Babies instinctually want to do the natural thing – sleep with someone – and protest when they are put down alone. But Western culture promotes the belief that infants and toddlers “should” sleep alone and frightens parents into thinking that they will harm their children (physically and psychologically) by sharing a bed with them.
Is there any evidence of this? In a word, no – as long as it is done safely and in a biologically normal way (see the Safe Sleep Seven). But really, is that even the right question?
Leading sleep researcher, Dr. James McKenna, explains that many infant sleep studies are backwards, looking at cultural beliefs instead of scientific paradigms. They start with the assumption that solitary infant sleep is normal (it’s not). These studies usually ask “Is co-sleeping/bedsharing safe?”, or “Does sleep training reduce infant waking and crying?”, rather than “Is it healthy and safe for babies to sleep alone?”
In fact, McKenna believes that not asking the correct question resulted in a vast cultural experiment that contributed to many babies dying of Sudden Infant Death Syndrome (SIDS). In years past, the untested cultural belief that babies should sleep alone led to doctors telling parents to put infants down on their tummies so they would stay asleep longer. This resulted in huge spikes in SIDS rates that have since fallen with “back to sleep” campaigns.

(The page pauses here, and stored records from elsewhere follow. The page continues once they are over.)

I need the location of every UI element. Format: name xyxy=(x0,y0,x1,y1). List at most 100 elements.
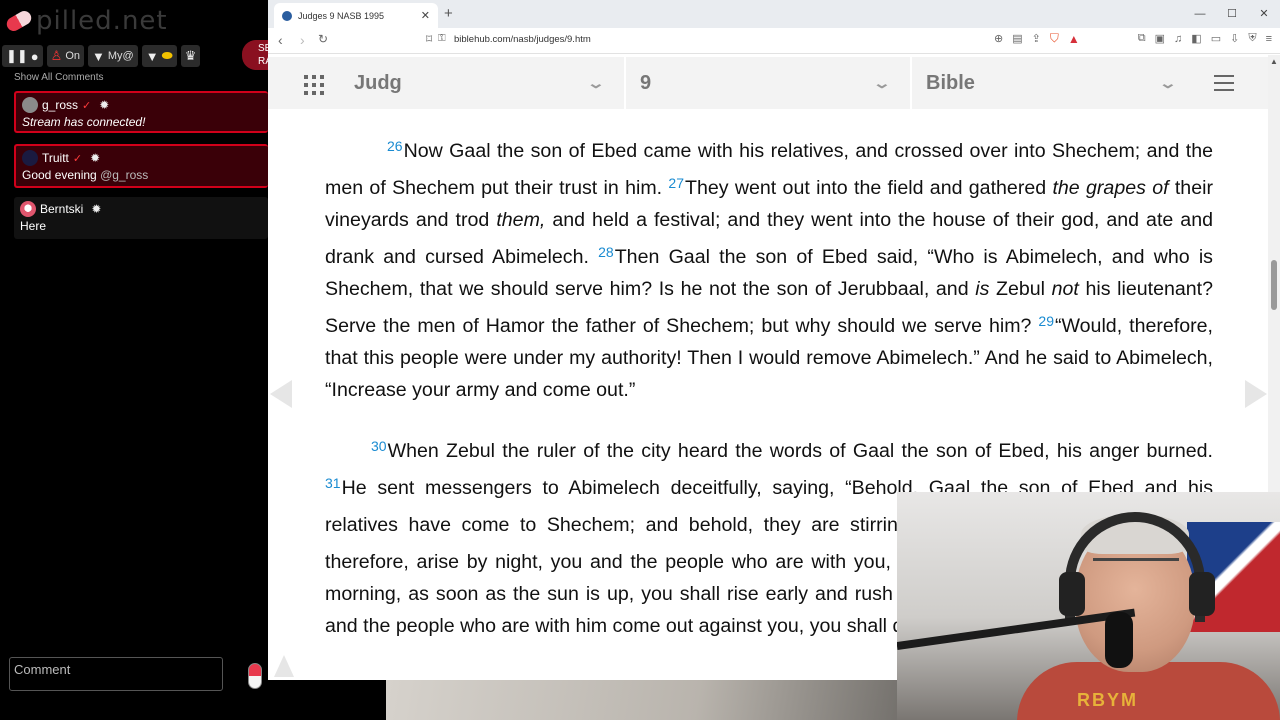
italic-supplied-text: is xyxy=(975,278,990,300)
mention[interactable]: @g_ross xyxy=(100,168,148,182)
close-tab-icon[interactable]: ✕ xyxy=(421,9,430,22)
paragraph: 26Now Gaal the son of Ebed came with his… xyxy=(325,130,1213,406)
avatar[interactable] xyxy=(20,201,36,217)
shirt-print: RBYM xyxy=(1077,690,1138,710)
username[interactable]: Berntski xyxy=(40,202,83,216)
hamburger-menu-icon[interactable] xyxy=(1214,75,1234,91)
chapter-select-value: 9 xyxy=(640,71,652,94)
favicon-icon xyxy=(282,10,292,21)
download-icon[interactable]: ⇩ xyxy=(1230,32,1239,45)
send-pill-button[interactable] xyxy=(248,663,262,689)
site-logo[interactable]: pilled.net xyxy=(4,4,168,38)
tab-title: Judges 9 NASB 1995 xyxy=(298,10,385,21)
address-actions: ⊕ ▤ ⇪ ⛉ ▲ ⧉ ▣ ♫ ◧ ▭ ⇩ ⛨ ≡ xyxy=(994,31,1272,46)
menu-icon[interactable]: ≡ xyxy=(1266,33,1272,45)
verse-number-link[interactable]: 27 xyxy=(668,175,684,191)
media-icon[interactable]: ♫ xyxy=(1174,33,1182,45)
version-select[interactable]: Bible ⌄ xyxy=(914,57,1186,109)
new-tab-icon[interactable]: + xyxy=(444,5,453,22)
headset-ear-right xyxy=(1189,572,1215,616)
tab-strip: Judges 9 NASB 1995 ✕ + — ☐ ✕ xyxy=(268,0,1280,28)
pill-icon: ⬬ xyxy=(161,48,173,63)
minimize-icon[interactable]: — xyxy=(1184,0,1216,28)
bible-navbar: Judg ⌄ 9 ⌄ Bible ⌄ xyxy=(268,57,1268,109)
scroll-top-arrow-icon[interactable] xyxy=(274,655,294,677)
verse-number-link[interactable]: 30 xyxy=(371,438,387,454)
italic-supplied-text: not xyxy=(1051,278,1079,300)
chat-message: Berntski ✹ Here xyxy=(14,197,268,239)
verse-text: They went out into the field and gathere… xyxy=(685,177,1053,199)
verse-number-link[interactable]: 31 xyxy=(325,475,341,491)
scroll-up-icon[interactable]: ▲ xyxy=(1270,57,1278,66)
apps-grid-icon[interactable] xyxy=(304,75,324,95)
vpn-icon[interactable]: ⛨ xyxy=(1248,32,1256,45)
chat-toolbar: ❚❚ ● ♙ On ▼ My@ ▼ ⬬ ♛ xyxy=(2,44,201,68)
filter-mentions-button[interactable]: ▼ My@ xyxy=(88,45,138,67)
previous-chapter-arrow-icon[interactable] xyxy=(270,380,292,408)
maximize-icon[interactable]: ☐ xyxy=(1216,0,1248,28)
forward-icon[interactable]: › xyxy=(300,32,305,48)
show-all-comments-link[interactable]: Show All Comments xyxy=(14,72,103,83)
filter-icon: ▼ xyxy=(92,48,105,64)
address-bar: ‹ › ↻ ⌑ ⚿ biblehub.com/nasb/judges/9.htm… xyxy=(268,28,1280,54)
chevron-down-icon: ⌄ xyxy=(1158,74,1178,91)
person-icon: ♙ xyxy=(50,48,63,63)
chat-message: g_ross ✓ ✹ Stream has connected! xyxy=(14,91,268,133)
version-select-value: Bible xyxy=(926,71,975,94)
pause-chat-button[interactable]: ❚❚ ● xyxy=(2,45,43,67)
gear-icon[interactable]: ✹ xyxy=(91,202,101,216)
username[interactable]: g_ross xyxy=(42,98,78,112)
avatar[interactable] xyxy=(22,97,38,113)
toggle-on-label: On xyxy=(65,50,80,62)
wallet-icon[interactable]: ▣ xyxy=(1155,32,1165,45)
trophy-icon: ♛ xyxy=(184,48,197,63)
pill-icon xyxy=(4,8,34,34)
chapter-select[interactable]: 9 ⌄ xyxy=(628,57,900,109)
verse-number-link[interactable]: 26 xyxy=(387,138,403,154)
filter-pill-button[interactable]: ▼ ⬬ xyxy=(141,45,177,67)
close-window-icon[interactable]: ✕ xyxy=(1248,0,1280,28)
rewards-icon[interactable]: ▲ xyxy=(1068,32,1080,46)
window-controls: — ☐ ✕ xyxy=(1184,0,1280,28)
back-icon[interactable]: ‹ xyxy=(278,32,283,48)
verse-text: When Zebul the ruler of the city heard t… xyxy=(387,440,1213,462)
trophy-button[interactable]: ♛ xyxy=(180,45,201,67)
filter-icon: ▼ xyxy=(145,48,159,64)
extensions-icon[interactable]: ⧉ xyxy=(1138,32,1146,45)
browser-tab[interactable]: Judges 9 NASB 1995 ✕ xyxy=(274,3,438,28)
scrollbar-thumb[interactable] xyxy=(1271,260,1277,310)
toggle-on-button[interactable]: ♙ On xyxy=(46,45,84,67)
italic-supplied-text: them, xyxy=(496,209,546,231)
verse-number-link[interactable]: 29 xyxy=(1038,313,1054,329)
verse-number-link[interactable]: 28 xyxy=(598,244,614,260)
microphone xyxy=(1105,612,1133,668)
divider xyxy=(910,57,912,109)
filter-mentions-label: My@ xyxy=(107,50,134,62)
chevron-down-icon: ⌄ xyxy=(872,74,892,91)
comment-input[interactable]: Comment xyxy=(9,657,223,691)
site-info-icon[interactable]: ⚿ xyxy=(438,33,446,44)
share-icon[interactable]: ⇪ xyxy=(1032,32,1041,45)
book-select[interactable]: Judg ⌄ xyxy=(342,57,614,109)
message-text: Stream has connected! xyxy=(22,115,146,129)
message-text: Good evening xyxy=(22,168,97,182)
zoom-icon[interactable]: ⊕ xyxy=(994,32,1003,45)
tabs-icon[interactable]: ▭ xyxy=(1211,32,1221,45)
book-select-value: Judg xyxy=(354,71,402,94)
gear-icon[interactable]: ✹ xyxy=(99,98,109,112)
chevron-down-icon: ⌄ xyxy=(586,74,606,91)
divider xyxy=(624,57,626,109)
reload-icon[interactable]: ↻ xyxy=(318,32,328,46)
bookmark-icon[interactable]: ⌑ xyxy=(426,32,432,46)
chat-message: Truitt ✓ ✹ Good evening @g_ross xyxy=(14,144,268,188)
gear-icon[interactable]: ✹ xyxy=(90,151,100,165)
reader-icon[interactable]: ▤ xyxy=(1012,32,1022,45)
sidebar-icon[interactable]: ◧ xyxy=(1191,32,1201,45)
message-text: Here xyxy=(20,219,47,233)
chat-panel: pilled.net ❚❚ ● ♙ On ▼ My@ ▼ ⬬ ♛ SE RA S… xyxy=(0,0,282,691)
username[interactable]: Truitt xyxy=(42,151,69,165)
next-chapter-arrow-icon[interactable] xyxy=(1245,380,1267,408)
avatar[interactable] xyxy=(22,150,38,166)
url-field[interactable]: biblehub.com/nasb/judges/9.htm xyxy=(454,34,591,45)
brave-shields-icon[interactable]: ⛉ xyxy=(1050,31,1059,46)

Artificial (formula) feeding, which made it easier for baby nurses and others to care for infants as night, has also emerged as a major SIDS risk factor. Even solitary sleeping is no longer recommended – a parent’s breathing and other factors help prevent SIDS by stimulating the immature infant respiratory system.

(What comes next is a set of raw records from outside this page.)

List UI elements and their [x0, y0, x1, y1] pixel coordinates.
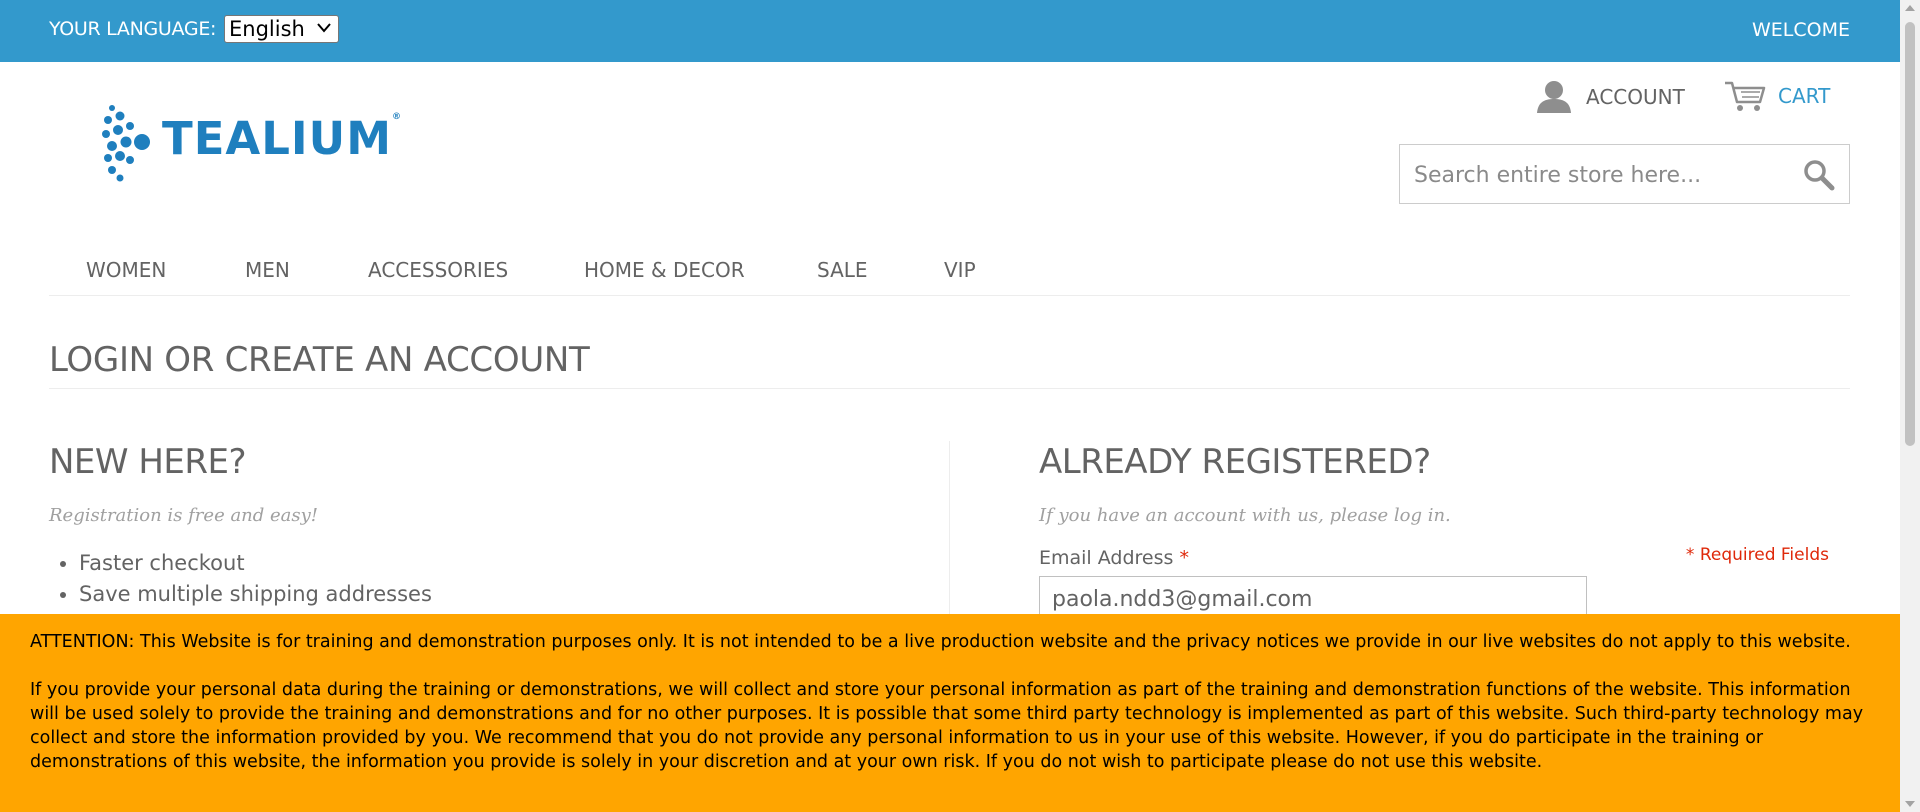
language-selected: English	[229, 17, 305, 41]
search-box	[1399, 144, 1850, 204]
nav-item-home-decor[interactable]: HOME & DECOR	[584, 258, 745, 282]
nav-item-vip[interactable]: VIP	[944, 258, 976, 282]
language-label: YOUR LANGUAGE:	[49, 18, 217, 40]
scroll-down-arrow-icon[interactable]	[1905, 801, 1915, 807]
nav-item-women[interactable]: WOMEN	[86, 258, 166, 282]
nav-item-sale[interactable]: SALE	[817, 258, 868, 282]
cart-icon	[1725, 81, 1766, 111]
page: YOUR LANGUAGE: English WELCOME TEALIUM® …	[0, 0, 1900, 812]
account-link[interactable]: ACCOUNT	[1536, 80, 1685, 114]
language-select[interactable]: English	[224, 15, 339, 43]
registered-heading: ALREADY REGISTERED?	[1039, 442, 1431, 482]
benefits-list: Faster checkout Save multiple shipping a…	[55, 548, 432, 610]
tealium-logo-icon	[102, 105, 150, 182]
cart-label: CART	[1778, 84, 1831, 108]
nav-item-accessories[interactable]: ACCESSORIES	[368, 258, 508, 282]
required-fields-note: * Required Fields	[1685, 545, 1829, 565]
list-item: Faster checkout	[79, 548, 432, 579]
nav-item-men[interactable]: MEN	[245, 258, 290, 282]
top-bar: YOUR LANGUAGE: English WELCOME	[0, 0, 1900, 62]
scroll-up-arrow-icon[interactable]	[1905, 5, 1915, 11]
notice-paragraph-2: If you provide your personal data during…	[30, 680, 1864, 772]
logo-text: TEALIUM®	[162, 112, 403, 165]
account-label: ACCOUNT	[1586, 85, 1685, 109]
chevron-down-icon	[317, 23, 331, 33]
email-label: Email Address *	[1039, 547, 1189, 569]
scroll-thumb[interactable]	[1905, 22, 1915, 446]
vertical-scrollbar[interactable]	[1900, 0, 1920, 812]
demo-notice-banner: ATTENTION: This Website is for training …	[0, 614, 1900, 812]
required-star: *	[1179, 547, 1189, 569]
list-item: Save multiple shipping addresses	[79, 579, 432, 610]
notice-paragraph-1: ATTENTION: This Website is for training …	[30, 632, 1851, 652]
logo[interactable]: TEALIUM®	[102, 104, 401, 188]
user-icon	[1537, 81, 1571, 113]
search-icon[interactable]	[1803, 159, 1835, 191]
registered-subtitle: If you have an account with us, please l…	[1039, 505, 1451, 526]
search-input[interactable]	[1412, 159, 1796, 191]
main-nav: WOMEN MEN ACCESSORIES HOME & DECOR SALE …	[49, 258, 1850, 296]
new-customer-subtitle: Registration is free and easy!	[49, 505, 319, 526]
page-title: LOGIN OR CREATE AN ACCOUNT	[49, 340, 590, 380]
cart-link[interactable]: CART	[1724, 80, 1830, 112]
welcome-message: WELCOME	[1752, 19, 1850, 41]
new-customer-heading: NEW HERE?	[49, 442, 247, 482]
title-divider	[49, 388, 1850, 389]
column-divider	[949, 441, 950, 621]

Babies instinctually want to do the natural thing – sleep with someone – and protest when they are put down alone.
Biologically normal infant sleep components include breastfeeding, sleeping next to the mother and varied sleep positions including side and back. In traditional cultures, sharing sleep takes place on a firm surface, usually the floor (these cultures also have very low SIDS rates).

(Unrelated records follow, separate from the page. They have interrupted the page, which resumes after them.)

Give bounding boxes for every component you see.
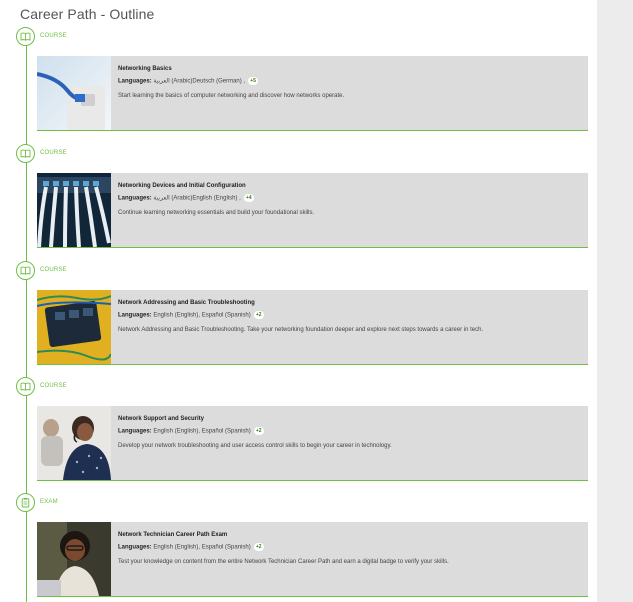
outline-item-course: COURSE Networking Devices and Initial Co… <box>0 143 590 253</box>
outline-item-course: COURSE Network Support and Security Lang… <box>0 376 590 486</box>
item-type-label: COURSE <box>40 267 67 273</box>
exam-title[interactable]: Network Technician Career Path Exam <box>118 532 227 538</box>
page-title: Career Path - Outline <box>20 6 155 22</box>
outline-item-course: COURSE Network Addressing and Basic Trou… <box>0 260 590 370</box>
languages-list: العربية (Arabic)English (English) , <box>153 195 241 202</box>
languages-label: Languages: <box>118 544 152 551</box>
course-languages: Languages: العربية (Arabic)Deutsch (Germ… <box>118 77 259 85</box>
course-card[interactable]: Networking Basics Languages: العربية (Ar… <box>37 56 588 131</box>
languages-list: English (English), Español (Spanish) <box>153 544 251 551</box>
exam-description: Test your knowledge on content from the … <box>118 559 449 565</box>
clipboard-icon <box>16 493 35 512</box>
course-languages: Languages: English (English), Español (S… <box>118 427 264 435</box>
book-icon <box>16 144 35 163</box>
course-thumbnail <box>37 56 111 130</box>
course-title[interactable]: Network Addressing and Basic Troubleshoo… <box>118 300 255 306</box>
course-thumbnail <box>37 406 111 480</box>
outline-item-exam: EXAM Network Technician Career Path Exam… <box>0 492 590 602</box>
item-type-label: EXAM <box>40 499 58 505</box>
more-languages-badge[interactable]: +4 <box>243 194 254 202</box>
more-languages-badge[interactable]: +2 <box>253 543 264 551</box>
languages-list: العربية (Arabic)Deutsch (German) , <box>153 78 246 85</box>
languages-label: Languages: <box>118 78 152 85</box>
item-type-label: COURSE <box>40 150 67 156</box>
languages-list: English (English), Español (Spanish) <box>153 428 251 435</box>
course-thumbnail <box>37 290 111 364</box>
outline-item-course: COURSE Networking Basics Languages: العر… <box>0 26 590 136</box>
course-card[interactable]: Network Addressing and Basic Troubleshoo… <box>37 290 588 365</box>
course-description: Develop your network troubleshooting and… <box>118 443 392 449</box>
exam-languages: Languages: English (English), Español (S… <box>118 543 264 551</box>
book-icon <box>16 377 35 396</box>
course-title[interactable]: Networking Devices and Initial Configura… <box>118 183 246 189</box>
item-type-label: COURSE <box>40 383 67 389</box>
languages-label: Languages: <box>118 195 152 202</box>
languages-list: English (English), Español (Spanish) <box>153 312 251 319</box>
course-title[interactable]: Networking Basics <box>118 66 172 72</box>
languages-label: Languages: <box>118 428 152 435</box>
book-icon <box>16 27 35 46</box>
book-icon <box>16 261 35 280</box>
course-description: Start learning the basics of computer ne… <box>118 93 345 99</box>
course-thumbnail <box>37 173 111 247</box>
more-languages-badge[interactable]: +2 <box>253 427 264 435</box>
course-card[interactable]: Network Support and Security Languages: … <box>37 406 588 481</box>
course-title[interactable]: Network Support and Security <box>118 416 204 422</box>
course-description: Continue learning networking essentials … <box>118 210 315 216</box>
course-description: Network Addressing and Basic Troubleshoo… <box>118 327 484 333</box>
course-languages: Languages: العربية (Arabic)English (Engl… <box>118 194 254 202</box>
side-panel <box>597 0 633 602</box>
item-type-label: COURSE <box>40 33 67 39</box>
more-languages-badge[interactable]: +2 <box>253 311 264 319</box>
exam-thumbnail <box>37 522 111 596</box>
course-card[interactable]: Networking Devices and Initial Configura… <box>37 173 588 248</box>
exam-card[interactable]: Network Technician Career Path Exam Lang… <box>37 522 588 597</box>
course-languages: Languages: English (English), Español (S… <box>118 311 264 319</box>
more-languages-badge[interactable]: +5 <box>248 77 259 85</box>
languages-label: Languages: <box>118 312 152 319</box>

In Western societies, parents are told to keep infants in their rooms, but never in their beds. Yet, because babies are biologically programmed to seek human contact, warnings against bedsharing often lead to parents falling asleep with their infants on unsafe surfaces such as couches or recliners.
Infant sleeping on unsafe surfaces (which can also include hazards such as mattresses that don’t fit tightly in the frame) is often lumped together with other forms of co-sleeping and even bedsharing in many studies. Unsafe surfaces are also confused as a risk factor for SIDS, rather than for suffocation. But as McKenna and his colleague Lee Gettler note, “…(with) careful and complete examination of death scenes, the results revealed that 99% of bedsharing deaths could be explained by the presence of at least one and usually multiple independent risk factors… such as maternal smoking, prone infant sleep, use of alcohol and/or drugs by the bedsharing adults.”
The authors of Sweet Sleep researched this topic extensively and concluded that there is no greater risk of SIDS when infants under four months old bedshare safely (again, the Safe Sleep Seven) than when they sleep nearby in a crib. And why should there be? Sleep sharing is the biological norm for our species and evolution would have stopped it long ago if it wasn’t safe. Sweet Sleep also states that a baby over four months can safely bedshare with any responsible, sober, non-smoking adult.